The starship hung above the stubborn barrier for another eight days, picking at it with various beams of radiation, like a small child with an intriguing scab, eager to see what lay beneath. Their wormhole generator distorted spacetime in many convoluted perturbations, the wave function of each one bouncing off the near-invisible surface without any significant resonance pattern. During that time, their only major discovery was the planets inside the barrier. Tunde confirmed that gravitational readings showed two gas giants and three small solid planets were orbiting the star, with indications of several large asteroids. It livened up the daily department heads meeting when he told them that one of the solid worlds was within the life band, the distance from the star that would allow carbon-based life to evolve should the planetary conditions be favorable, such as the availability of water and a decent atmospheric pressure.

Finally, for morale’s sake rather than practical science, Wilson allowed McClain Gilbert to fly out to the surface. After the long, boring flight, the crew was becoming restless. Like Wilson, they’d all expected something a little more substantial, some hint as to the origin of the barrier, the reason behind it. One of their own actually going out there and examining it in person should help alleviate some of the tension that was building up in the life-support wheel.

So the whole starship was watching as the small shuttle flew out of its hangar in the cylindrical superstructure. It was a simple spherical life-support capsule capable of transporting up to fifteen passengers, sitting on the top of a drum-shaped propulsion section containing the environmental equipment and two small plasma rockets. A short-range vehicle, with a ten-day flight margin, it was intended to ferry science officers between any “items of interest” to be found at the Dyson Pair. Although it didn’t have an atmospheric entry ability, it could set down on small airless moons, or more hopefully rendezvous with alien starships, alien space stations, or if they were really lucky, even a barrier generator. Nearly everybody on board had volunteered to accompany Mac, including a very vocal Dudley Bose, but Wilson had vetoed any passengers on this trip. Mac had a backup exploration team member, a pilot, and an engineer riding with him, but that was all.

The shuttle used its tiny chemical reaction control engines to hold station a hundred meters away from the barrier, and Mac wriggled his way carefully out of the craft’s cylindrical airlock.
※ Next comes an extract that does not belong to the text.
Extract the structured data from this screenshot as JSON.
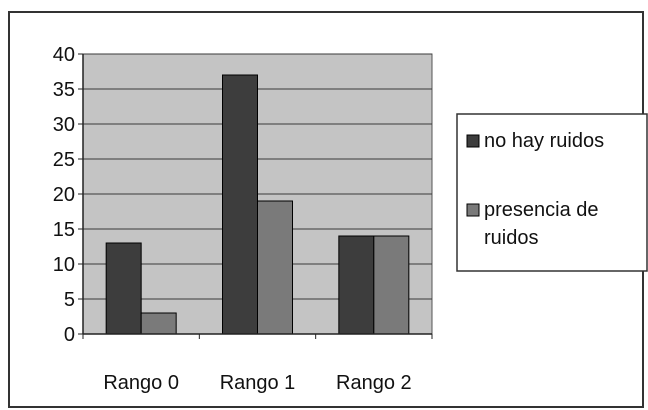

His space suit’s inner plyplastic layer gripped his skin, constantly adjusting to accommodate his every movement yet always fitting snugly. On top of that he wore a thermal regulator garment, woven out of heat duct fibers, which would carry away any excess body heat. Above that was a thicker suit, a pale gray in color, combining a radiation baffle cloth and an external impact armor layer, resistant to most micro meteor strikes. It had a built-in force field generator web, which was his real protection in space. If that failed, then procedure was to abandon the EVA and head for the nearest airlock. His helmet was a reinforced transparent bubble, also radiation proof and temperature resistant, which he could opaque depending on the light level, giving him all around visibility, which was boosted by various collar sensors he could access through his virtual vision. Batteries, the heat regulator, and the air regenerator system were all contained in a neat little pack built into the front of the outer suit, with a couple of circular radiator fins to discard surplus body heat. The whole thing was interfaced and controlled via his e-butler, with its system schematic icons sprinkled around his virtual vision.